Salmonella served as a model organism in the study on single-cell RNA sequencing

"Even when growing together under the same condition individual bacteria can behave very differently," says Prof Jörg Vogel, director of the HIRI and chair of the Institute for Molecular Infection Biology at the Medical Faculty of the Julius-Maximilians-Universität in Würzburg. "Some stand out from the crowd of their genetically identical siblings and defy life-threatening conditions, such as antibiotic treatment.” What characteristics make these outliers become bacterial superheroes is not yet understood. The research teams led by Vogel and Dr Emmanuel Saliba, head of the HIRI lab “Single-cell Analysis”, has taken a giant leap forward with their current study: They have succeeded in profiling individual bacteria using what is known as single-cell RNA sequencing, a feat previously only achieved with much bigger cells of other organisms. Why has bacterial single-cell RNA sequencing been this challenging and what information does it provide?

In a bacterium, not every gene is constantly active. However, those genes necessary for the metabolism under given conditions will be switched on. The genetic code of an activated gene is transcribed into RNA (ribonucleic acid). The RNA in turn serves as a template for the production of proteins that fulfil certain functions within the cell. "The entirety of the RNA present in a bacterium - the so-called transcriptome - therefore indicates exactly which genes are necessary at that point in time and under the given circumstances in order to survive," says Saliba. "If we are able to analyse the transcriptome of a bacterium that resists antibiotic treatment, we can look deeper into its box of tricks."

Single-cell RNA sequencing has already been established for cells of eukaryotic organisms, including humans, other animals and fungi, but turned out to be much harder to implement for bacteria, for a simple reason. The RNA of eukaryotic cells has a short chain of a certain RNA building block called adenosine (A) at one end. "For the current method of single-cell RNA sequencing, this poly-A tail is the starting point for the isolation of RNA from individual cells," says Saliba. "However, there is no such poly-A tail in bacteria. Therefore, the analysis of RNA within individual bacteria was previously not possible.”

In addition, a bacterial cell contains an extremely small amount of RNA, namely in the femtogram range (trillionth of a gram). This makes the isolation and handling of bacterial RNA even more difficult. The HIRI researchers therefore used a poly-A-independent method known as MATQ-seq (multiple annealing and dC-tailing-based quantitative single-cell RNA-seq). Here, the bacterial RNA is obtained in a different way and propagated in a controlled manner, so that the amount of RNA is sufficient for subsequent analysis.
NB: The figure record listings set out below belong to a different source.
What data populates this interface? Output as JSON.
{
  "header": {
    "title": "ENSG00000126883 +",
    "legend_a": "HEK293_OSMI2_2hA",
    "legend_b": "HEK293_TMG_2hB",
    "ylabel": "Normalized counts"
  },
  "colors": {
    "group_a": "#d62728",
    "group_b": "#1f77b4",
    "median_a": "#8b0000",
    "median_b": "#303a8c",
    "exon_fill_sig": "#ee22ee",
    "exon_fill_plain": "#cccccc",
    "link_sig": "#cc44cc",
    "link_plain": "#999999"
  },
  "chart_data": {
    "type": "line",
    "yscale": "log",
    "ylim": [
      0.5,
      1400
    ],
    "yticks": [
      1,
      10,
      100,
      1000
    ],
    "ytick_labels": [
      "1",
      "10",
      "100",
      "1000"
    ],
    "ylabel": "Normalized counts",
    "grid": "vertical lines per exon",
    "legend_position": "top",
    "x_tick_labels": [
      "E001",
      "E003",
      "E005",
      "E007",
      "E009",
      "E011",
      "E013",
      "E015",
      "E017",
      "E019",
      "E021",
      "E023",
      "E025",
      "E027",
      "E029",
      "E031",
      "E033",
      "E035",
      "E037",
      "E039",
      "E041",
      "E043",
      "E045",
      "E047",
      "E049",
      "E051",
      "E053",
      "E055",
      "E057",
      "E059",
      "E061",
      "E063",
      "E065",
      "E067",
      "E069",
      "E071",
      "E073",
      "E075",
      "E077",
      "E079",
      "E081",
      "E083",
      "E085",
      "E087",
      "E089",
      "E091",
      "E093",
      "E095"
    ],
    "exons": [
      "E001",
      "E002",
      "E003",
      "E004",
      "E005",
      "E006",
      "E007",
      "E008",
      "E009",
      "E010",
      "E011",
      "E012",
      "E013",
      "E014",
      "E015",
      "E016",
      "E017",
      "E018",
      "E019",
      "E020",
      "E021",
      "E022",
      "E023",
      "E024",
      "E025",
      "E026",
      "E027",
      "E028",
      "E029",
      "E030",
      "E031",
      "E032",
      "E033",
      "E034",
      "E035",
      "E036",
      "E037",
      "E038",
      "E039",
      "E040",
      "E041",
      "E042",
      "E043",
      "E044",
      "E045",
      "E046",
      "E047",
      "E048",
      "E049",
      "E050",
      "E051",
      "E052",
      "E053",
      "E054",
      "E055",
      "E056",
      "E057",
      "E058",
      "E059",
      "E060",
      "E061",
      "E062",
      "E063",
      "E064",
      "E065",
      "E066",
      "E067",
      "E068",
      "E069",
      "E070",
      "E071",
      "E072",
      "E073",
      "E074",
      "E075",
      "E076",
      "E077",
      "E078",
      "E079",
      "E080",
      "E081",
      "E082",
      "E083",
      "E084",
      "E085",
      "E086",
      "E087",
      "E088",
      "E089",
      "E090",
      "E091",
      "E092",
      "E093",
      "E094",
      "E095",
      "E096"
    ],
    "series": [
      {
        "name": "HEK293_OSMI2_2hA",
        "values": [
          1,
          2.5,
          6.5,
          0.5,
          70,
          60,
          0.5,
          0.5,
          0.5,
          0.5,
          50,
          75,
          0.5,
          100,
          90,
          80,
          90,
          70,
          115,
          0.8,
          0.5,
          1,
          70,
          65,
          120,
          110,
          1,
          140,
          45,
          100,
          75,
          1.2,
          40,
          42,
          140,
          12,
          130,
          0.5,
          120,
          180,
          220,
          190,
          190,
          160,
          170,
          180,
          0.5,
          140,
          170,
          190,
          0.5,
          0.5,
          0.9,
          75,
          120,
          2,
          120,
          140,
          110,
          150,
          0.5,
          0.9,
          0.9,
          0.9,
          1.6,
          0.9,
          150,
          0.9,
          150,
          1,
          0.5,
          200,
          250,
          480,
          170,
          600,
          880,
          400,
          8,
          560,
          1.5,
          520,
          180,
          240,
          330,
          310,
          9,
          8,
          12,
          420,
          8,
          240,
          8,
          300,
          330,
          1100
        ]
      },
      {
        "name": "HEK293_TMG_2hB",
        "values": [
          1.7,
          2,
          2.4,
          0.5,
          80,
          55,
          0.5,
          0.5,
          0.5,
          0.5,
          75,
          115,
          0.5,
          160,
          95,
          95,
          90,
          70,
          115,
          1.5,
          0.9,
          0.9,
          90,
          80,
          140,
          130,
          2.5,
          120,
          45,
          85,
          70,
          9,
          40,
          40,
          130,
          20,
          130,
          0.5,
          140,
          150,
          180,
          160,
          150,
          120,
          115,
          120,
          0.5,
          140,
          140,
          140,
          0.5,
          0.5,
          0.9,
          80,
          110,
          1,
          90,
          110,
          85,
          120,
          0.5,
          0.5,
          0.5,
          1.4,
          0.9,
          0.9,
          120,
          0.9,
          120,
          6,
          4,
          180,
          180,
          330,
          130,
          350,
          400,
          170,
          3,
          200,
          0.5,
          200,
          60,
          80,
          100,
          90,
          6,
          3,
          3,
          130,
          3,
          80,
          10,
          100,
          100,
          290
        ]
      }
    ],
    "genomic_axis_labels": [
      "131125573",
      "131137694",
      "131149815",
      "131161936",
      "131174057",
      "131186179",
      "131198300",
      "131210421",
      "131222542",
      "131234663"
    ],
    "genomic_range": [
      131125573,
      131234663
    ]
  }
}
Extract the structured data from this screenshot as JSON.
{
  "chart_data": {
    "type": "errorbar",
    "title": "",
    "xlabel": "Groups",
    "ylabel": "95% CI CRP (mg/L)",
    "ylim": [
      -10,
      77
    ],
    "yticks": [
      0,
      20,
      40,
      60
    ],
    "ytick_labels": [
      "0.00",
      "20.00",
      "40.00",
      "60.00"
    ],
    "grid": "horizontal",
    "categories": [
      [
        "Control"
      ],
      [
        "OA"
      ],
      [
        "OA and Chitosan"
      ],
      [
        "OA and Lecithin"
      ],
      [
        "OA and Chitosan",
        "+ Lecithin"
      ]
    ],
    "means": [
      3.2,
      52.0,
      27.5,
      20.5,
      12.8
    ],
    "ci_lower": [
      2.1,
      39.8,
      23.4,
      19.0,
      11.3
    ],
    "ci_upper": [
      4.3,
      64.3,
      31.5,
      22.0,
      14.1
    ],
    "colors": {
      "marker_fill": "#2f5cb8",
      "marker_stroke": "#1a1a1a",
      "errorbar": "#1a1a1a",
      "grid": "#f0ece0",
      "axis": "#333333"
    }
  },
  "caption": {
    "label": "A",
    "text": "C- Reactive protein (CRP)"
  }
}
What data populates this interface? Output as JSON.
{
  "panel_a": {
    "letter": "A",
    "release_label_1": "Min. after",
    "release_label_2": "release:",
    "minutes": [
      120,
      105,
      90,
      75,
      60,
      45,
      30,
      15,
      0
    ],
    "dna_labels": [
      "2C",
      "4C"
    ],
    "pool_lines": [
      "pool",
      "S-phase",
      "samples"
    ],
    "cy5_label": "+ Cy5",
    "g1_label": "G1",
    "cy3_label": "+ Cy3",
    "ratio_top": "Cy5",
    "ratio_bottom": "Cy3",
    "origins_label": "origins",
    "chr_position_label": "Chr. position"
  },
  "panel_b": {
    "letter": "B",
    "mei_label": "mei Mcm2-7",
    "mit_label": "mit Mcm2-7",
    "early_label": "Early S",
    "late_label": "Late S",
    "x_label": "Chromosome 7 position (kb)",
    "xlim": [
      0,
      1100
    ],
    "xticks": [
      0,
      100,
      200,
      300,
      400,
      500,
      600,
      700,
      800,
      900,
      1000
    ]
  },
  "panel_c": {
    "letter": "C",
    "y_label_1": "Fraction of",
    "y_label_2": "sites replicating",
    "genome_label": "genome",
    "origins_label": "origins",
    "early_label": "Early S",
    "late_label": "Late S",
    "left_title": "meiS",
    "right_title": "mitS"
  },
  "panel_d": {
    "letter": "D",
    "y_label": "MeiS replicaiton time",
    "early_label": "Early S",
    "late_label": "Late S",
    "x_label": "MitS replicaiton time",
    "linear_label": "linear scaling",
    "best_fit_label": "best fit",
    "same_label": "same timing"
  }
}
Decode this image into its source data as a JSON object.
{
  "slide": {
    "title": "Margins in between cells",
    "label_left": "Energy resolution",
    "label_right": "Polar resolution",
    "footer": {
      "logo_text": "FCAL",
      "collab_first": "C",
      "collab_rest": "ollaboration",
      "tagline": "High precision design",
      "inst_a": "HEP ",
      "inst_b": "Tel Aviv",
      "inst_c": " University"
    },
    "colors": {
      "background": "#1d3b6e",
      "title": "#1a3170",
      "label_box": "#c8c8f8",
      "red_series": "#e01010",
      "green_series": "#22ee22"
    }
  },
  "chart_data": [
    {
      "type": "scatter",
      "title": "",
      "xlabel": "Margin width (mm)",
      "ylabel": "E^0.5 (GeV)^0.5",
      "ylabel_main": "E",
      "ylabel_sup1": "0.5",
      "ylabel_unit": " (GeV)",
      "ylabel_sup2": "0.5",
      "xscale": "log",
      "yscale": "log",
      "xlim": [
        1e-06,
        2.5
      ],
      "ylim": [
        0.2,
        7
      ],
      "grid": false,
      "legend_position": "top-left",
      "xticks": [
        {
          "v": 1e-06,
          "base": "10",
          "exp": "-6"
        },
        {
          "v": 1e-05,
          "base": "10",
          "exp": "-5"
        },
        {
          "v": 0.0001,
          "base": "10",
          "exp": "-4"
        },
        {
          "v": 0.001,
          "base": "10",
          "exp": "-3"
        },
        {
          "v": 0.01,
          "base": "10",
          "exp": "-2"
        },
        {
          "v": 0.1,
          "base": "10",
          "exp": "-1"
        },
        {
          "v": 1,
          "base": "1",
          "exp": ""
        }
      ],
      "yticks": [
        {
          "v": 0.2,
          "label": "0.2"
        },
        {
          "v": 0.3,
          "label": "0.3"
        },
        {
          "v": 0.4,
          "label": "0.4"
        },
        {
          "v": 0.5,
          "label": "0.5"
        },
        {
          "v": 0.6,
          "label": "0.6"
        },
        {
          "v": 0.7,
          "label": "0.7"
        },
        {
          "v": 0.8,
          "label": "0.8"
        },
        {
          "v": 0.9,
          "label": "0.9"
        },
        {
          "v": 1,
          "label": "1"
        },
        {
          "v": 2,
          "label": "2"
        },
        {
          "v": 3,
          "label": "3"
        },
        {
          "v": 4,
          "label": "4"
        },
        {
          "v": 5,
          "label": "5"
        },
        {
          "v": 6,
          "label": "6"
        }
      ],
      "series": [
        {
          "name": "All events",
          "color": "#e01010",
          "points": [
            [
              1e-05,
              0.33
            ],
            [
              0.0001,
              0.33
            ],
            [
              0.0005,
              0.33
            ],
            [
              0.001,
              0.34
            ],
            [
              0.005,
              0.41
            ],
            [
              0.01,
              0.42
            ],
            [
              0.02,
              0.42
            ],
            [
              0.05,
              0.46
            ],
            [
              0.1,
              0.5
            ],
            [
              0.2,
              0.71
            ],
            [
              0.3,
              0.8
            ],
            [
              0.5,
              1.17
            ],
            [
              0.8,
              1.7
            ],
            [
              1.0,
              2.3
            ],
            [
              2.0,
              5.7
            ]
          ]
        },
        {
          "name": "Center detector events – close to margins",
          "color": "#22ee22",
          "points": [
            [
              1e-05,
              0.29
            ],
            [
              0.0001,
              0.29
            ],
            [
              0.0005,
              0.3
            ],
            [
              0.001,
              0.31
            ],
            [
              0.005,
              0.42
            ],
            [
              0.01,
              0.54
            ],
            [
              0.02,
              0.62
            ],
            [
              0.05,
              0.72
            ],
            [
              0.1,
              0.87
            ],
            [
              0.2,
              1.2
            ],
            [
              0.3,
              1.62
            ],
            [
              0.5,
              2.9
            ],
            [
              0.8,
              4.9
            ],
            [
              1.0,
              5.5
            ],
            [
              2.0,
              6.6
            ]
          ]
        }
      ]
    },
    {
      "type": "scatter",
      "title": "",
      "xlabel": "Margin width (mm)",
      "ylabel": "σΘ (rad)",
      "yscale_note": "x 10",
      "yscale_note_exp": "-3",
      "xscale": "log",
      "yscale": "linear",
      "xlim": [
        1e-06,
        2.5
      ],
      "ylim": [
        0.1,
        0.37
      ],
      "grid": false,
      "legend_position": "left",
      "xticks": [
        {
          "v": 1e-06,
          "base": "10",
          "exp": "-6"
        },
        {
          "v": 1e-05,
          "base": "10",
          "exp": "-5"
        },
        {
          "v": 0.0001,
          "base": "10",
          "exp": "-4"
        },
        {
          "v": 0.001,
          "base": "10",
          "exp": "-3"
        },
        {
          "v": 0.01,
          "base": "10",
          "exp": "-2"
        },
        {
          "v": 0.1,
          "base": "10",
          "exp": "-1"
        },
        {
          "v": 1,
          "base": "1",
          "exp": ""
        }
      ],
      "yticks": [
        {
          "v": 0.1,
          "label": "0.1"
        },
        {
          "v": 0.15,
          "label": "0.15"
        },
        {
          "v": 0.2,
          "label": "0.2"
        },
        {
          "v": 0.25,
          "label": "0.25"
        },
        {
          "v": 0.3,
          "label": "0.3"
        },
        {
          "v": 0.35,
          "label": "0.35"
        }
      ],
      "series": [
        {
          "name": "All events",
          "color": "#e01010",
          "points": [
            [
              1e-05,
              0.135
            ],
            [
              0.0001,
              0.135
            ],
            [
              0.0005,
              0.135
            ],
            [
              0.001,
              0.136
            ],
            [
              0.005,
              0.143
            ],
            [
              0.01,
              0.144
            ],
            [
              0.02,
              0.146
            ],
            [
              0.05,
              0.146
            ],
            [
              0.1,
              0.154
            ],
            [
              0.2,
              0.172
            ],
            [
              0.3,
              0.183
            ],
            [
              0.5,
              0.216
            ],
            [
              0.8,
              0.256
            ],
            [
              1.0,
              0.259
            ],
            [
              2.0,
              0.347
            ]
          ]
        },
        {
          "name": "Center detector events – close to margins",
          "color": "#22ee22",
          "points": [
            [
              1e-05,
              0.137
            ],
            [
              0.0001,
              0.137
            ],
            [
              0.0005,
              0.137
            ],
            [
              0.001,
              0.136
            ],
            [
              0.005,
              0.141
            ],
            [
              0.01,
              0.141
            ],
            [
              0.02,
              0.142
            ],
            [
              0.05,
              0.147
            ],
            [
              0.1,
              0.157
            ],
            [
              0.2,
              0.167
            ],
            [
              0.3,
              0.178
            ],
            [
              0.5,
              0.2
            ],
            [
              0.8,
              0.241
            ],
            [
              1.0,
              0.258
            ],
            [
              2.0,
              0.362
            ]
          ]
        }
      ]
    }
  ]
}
In their investigations, the HIRI researchers exposed the well-known bacterial pathogen Salmonella to different stress conditions. One sample was exposed to a salt shock, the other put under oxygen-free conditions. The scientists then used their new single-cell RNA sequencing protocol to create the respective RNA profiles and compared them with those of Salmonella cultures from an established database. "It made sense to use Salmonella as a model organism in our study: We have been working with it for many years, and it is grown in hundreds of research laboratories across the globe. We wanted to test whether our approach worked," says Vogel. "And it does - the RNA profiles from our tests matched those in the database." The fact that single-cell RNA sequencing now also works for bacteria opens up completely new possibilities in infection biology research.

"With single-cell RNA sequencing, we have taken a giant leap forward in order to better understand bacterial pathogens and the development of antibiotic resistance. Also, we can now identify possible starting points for effective drugs," Vogel continues. As shown in the paper published in Nature Microbiology, the method also works with pseudomonads, i.e. bacteria that are infamous for colonising the lung.